Melville doesn’t get all that much right, but luckily he doesn’t purport to.
He includes the ‘Narwhale’ in BOOK II (OCTAVO) CHAPTER III of his library style classification system as such:
“(NARWHALE), that is, NOSTRIL WHALE.–Another instance of a curiously named whale, so named I suppose from his peculiar horn being originally mistaken for a peaked nose.
The creature is some sixteen feet in length, while its horn averages five feet, though some exceed ten, and even attain to fifteen feet. Strictly speaking, this horn is but a lengthened tusk, growing out from the jaw in a line a little depressed from the horizontal. But it is only found on the sinister side, which has an ill effect, giving its owner something analogous to the aspect of a clumsy left-handed man. What precise purpose this ivory horn or lance answers, it would be hard to say. It does not seem to be used like the blade of the sword-fish and bill-fish; though some sailors tell me that the Narwhale employs it for a rake in turning over the bottom of the sea for food. Charley Coffin said it was used for an ice-piercer; for the Narwhale, rising to the surface of the Polar Sea, and finding it sheeted with ice, thrusts his horn up, and so breaks through. But you cannot prove either of these surmises to be correct.

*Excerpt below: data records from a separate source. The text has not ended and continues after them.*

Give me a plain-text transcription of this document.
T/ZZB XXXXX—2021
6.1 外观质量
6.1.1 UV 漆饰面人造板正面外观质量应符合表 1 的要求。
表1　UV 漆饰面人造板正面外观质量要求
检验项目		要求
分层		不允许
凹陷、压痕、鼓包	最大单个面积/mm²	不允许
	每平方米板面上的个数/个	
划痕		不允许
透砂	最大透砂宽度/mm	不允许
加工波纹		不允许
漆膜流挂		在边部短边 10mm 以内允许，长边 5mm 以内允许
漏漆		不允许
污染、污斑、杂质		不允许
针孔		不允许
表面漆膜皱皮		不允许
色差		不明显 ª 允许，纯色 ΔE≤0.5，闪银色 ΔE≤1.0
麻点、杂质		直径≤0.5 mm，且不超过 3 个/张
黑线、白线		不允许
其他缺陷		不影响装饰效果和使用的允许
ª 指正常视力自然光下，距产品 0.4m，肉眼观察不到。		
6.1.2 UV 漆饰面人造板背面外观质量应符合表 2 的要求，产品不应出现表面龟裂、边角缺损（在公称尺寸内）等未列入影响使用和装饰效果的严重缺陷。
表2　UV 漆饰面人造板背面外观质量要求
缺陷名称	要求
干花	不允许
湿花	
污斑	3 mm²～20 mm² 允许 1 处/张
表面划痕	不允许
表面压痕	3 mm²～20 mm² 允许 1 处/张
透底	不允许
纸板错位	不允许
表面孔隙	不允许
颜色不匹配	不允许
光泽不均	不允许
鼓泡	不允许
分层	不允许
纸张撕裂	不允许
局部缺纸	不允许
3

My own opinion is, that however this one-sided horn may really be used by the Narwhale–however that may be--it would certainly be very convenient to him for a folder in reading pamphlets. The Narwhale I have heard called the Tusked whale, the Horned whale, and the Unicorn whale. He is certainly a curious example of the Unicornism to be found in almost every kingdom of animated nature. From certain cloistered old authors I have gathered that this same sea-unicorn’s horn was in ancient days regarded as the great antidote against poison, and as such, preparations of it brought immense prices. It was also distilled to a volatile salts for fainting ladies, the same way that the horns of the male deer are manufactured into hartshorn.
Originally it was in itself accounted an object of great curiosity. Black Letter tells me that Sir Martin Frobisher on his return from that voyage, when Queen Bess did gallantly wave her jewelled hand to him from a window of Greenwich Palace, as his bold ship sailed down the Thames; “when Sir Martin returned from that voyage,” saith Black Letter, “on bended knees he presented to her highness a prodigious long horn of the Narwhale, which for a long period after hung in the castle at Windsor.” An Irish author avers that the Earl of Leicester, on bended knees, did likewise present to her highness another horn, pertaining to a land beast of the unicorn nature.
The Narwhale has a very picturesque, leopard-like look, being of a milk-white ground colour, dotted with round and oblong spots of black. His oil is very superior, clear and fine; but there is little of it, and he is seldom hunted. He is mostly found in the circumpolar seas.”
Indeed, the ‘Unicorn of the Sea’ and the origin of the mythos of horses with horns that live in distant lands.